Going with that 1.819 millage rate, he said, would add an extra $17,000 to the City coffers. Bumping it up to 2 mills, he said, would increase the amount to $32,000 and put the local government’s projected property tax revenue at a little under $200,000.
Councilman David Duncan said he was initially apprehensive about setting the millage rate cap at 1.652 mills.
“I don’t like taxes and I don’t want taxes, but we went through this last year and I don’t want to keep bouncing back and forth,” he said. “I don’t want us to get into a bind and need the money and say it will go up, because we don’t know with this COVID stuff how much longer it’s going to last, and how it’s going to affect us.”
In response, Stephens said “the bottom would have to fall out tremendously” for the City to even contemplate raising the property tax rate ahead of a joint city council/planning and zoning commission work session scheduled for Aug. 18.
Mayor Steve Worthington also weighed in on the matter.
“We promised the people we would do everything we can within two years to start getting rid of that 2 mills tax that we assessed on our community,” he said. “We’re not going to be able to get rid of all of it this year, but we’re making it an effort to get it as low as we can … I know things change and times get tough, but I try to be a man of my word.”
Councilman Tim Abbott ultimately made the motion to set the new advertised rate for the City’s property taxes.
“I’m not in favor of advertising at 1.819 just to play it safe,” he said. “I think the City has to do more to help generate revenue for these times.”
The council also opted to table a decision on amendments to the City’s recreational vehicle (RV) ordinance at Tuesday’s meeting, punting the proposed changes back to the Euharlee Planning and Zoning Commission for further review.
“Recreational vehicles parked in any residential zone or residentially-used area shall not be permitted to be parked in any required setback or buffer area, nor in any front yard area,” Euharlee Planning and Zoning Administrator Charles Reese read the proposed changes.
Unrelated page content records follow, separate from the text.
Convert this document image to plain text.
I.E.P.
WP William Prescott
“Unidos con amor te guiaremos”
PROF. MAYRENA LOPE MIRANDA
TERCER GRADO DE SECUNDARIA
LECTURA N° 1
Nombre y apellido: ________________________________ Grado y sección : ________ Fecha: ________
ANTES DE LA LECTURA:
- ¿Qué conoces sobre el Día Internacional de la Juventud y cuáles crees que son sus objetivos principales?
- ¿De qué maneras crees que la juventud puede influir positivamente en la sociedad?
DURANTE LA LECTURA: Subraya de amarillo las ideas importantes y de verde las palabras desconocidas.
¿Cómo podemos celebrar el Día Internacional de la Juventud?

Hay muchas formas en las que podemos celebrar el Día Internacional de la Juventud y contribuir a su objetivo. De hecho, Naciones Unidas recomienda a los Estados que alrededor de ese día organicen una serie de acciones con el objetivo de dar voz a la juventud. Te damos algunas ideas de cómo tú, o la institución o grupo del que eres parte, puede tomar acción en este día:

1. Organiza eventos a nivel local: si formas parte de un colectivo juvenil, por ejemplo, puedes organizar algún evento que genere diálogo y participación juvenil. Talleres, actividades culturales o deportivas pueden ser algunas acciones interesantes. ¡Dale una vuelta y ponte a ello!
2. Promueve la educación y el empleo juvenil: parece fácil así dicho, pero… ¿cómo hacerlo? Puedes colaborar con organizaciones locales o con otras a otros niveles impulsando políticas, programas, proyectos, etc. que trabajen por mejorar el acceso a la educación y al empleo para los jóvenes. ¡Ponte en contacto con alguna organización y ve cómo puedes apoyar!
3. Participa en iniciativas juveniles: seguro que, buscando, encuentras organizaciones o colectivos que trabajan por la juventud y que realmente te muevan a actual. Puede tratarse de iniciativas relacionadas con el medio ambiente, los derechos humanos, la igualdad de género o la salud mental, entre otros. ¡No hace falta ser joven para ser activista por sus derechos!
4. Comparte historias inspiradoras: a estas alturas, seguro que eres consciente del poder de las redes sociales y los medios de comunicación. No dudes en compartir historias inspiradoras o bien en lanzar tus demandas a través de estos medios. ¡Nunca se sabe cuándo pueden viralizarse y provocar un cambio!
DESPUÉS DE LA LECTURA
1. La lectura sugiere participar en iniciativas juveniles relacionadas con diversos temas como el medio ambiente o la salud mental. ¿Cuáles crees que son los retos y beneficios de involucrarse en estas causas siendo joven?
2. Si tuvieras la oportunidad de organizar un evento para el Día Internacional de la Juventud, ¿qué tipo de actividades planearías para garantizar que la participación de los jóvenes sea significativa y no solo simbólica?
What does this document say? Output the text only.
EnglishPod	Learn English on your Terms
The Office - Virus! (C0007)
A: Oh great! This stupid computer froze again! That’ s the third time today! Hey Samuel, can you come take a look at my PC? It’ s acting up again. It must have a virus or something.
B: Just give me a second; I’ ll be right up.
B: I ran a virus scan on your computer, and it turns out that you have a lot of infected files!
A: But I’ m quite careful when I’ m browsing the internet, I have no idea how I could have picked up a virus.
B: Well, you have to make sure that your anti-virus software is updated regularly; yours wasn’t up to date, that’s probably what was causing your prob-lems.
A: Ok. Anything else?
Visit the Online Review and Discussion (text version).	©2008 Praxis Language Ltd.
However, it was a secondary proposed amendment — one that would only allow RVs to be parked in front yards if on a driveway — that concerned Stephens.
“The intent is to have it only in a driveway if it is in the front yard,” he said. “I just think this last clause confuses that.”
Euharlee Planning and Zoning Commission Chairman Eric Smithey agreed that the verbiage sounded contradictory — and open to legal interpretation.
“If you questioned it, someone else could, a judge could, as well,” he said. “Some driveways are not in the front yard, that’s the other thing.”
Abbott asked how many residents in Euharlee are estimated to be in violation of the City’s current RV ordinance. Stephens said that, in just one subdivision he’s aware of, he could possibly pinpoint eight.
“This clarification, I believe, would rectify all of those non-compliant issues,” he said. “I prefer that ordinance be amended rather than having administrative variances.”
Abbott said he agreed that pushing the proposed ordinance amendments back to the planning and zoning commission was the best course of action to take.
“To me, it might be more than just RVs, whether it’s cars that don’t run or properties that haven’t been kept up per code,” he said. “I actually agree with the ordinance, that we should address what our neighborhoods look like … but I also don’t want to be so near-sighted that I don’t have a wealth of knowledge about other things that could be going on that we’re not enforcing and we find ourselves just kind of cherry picking.”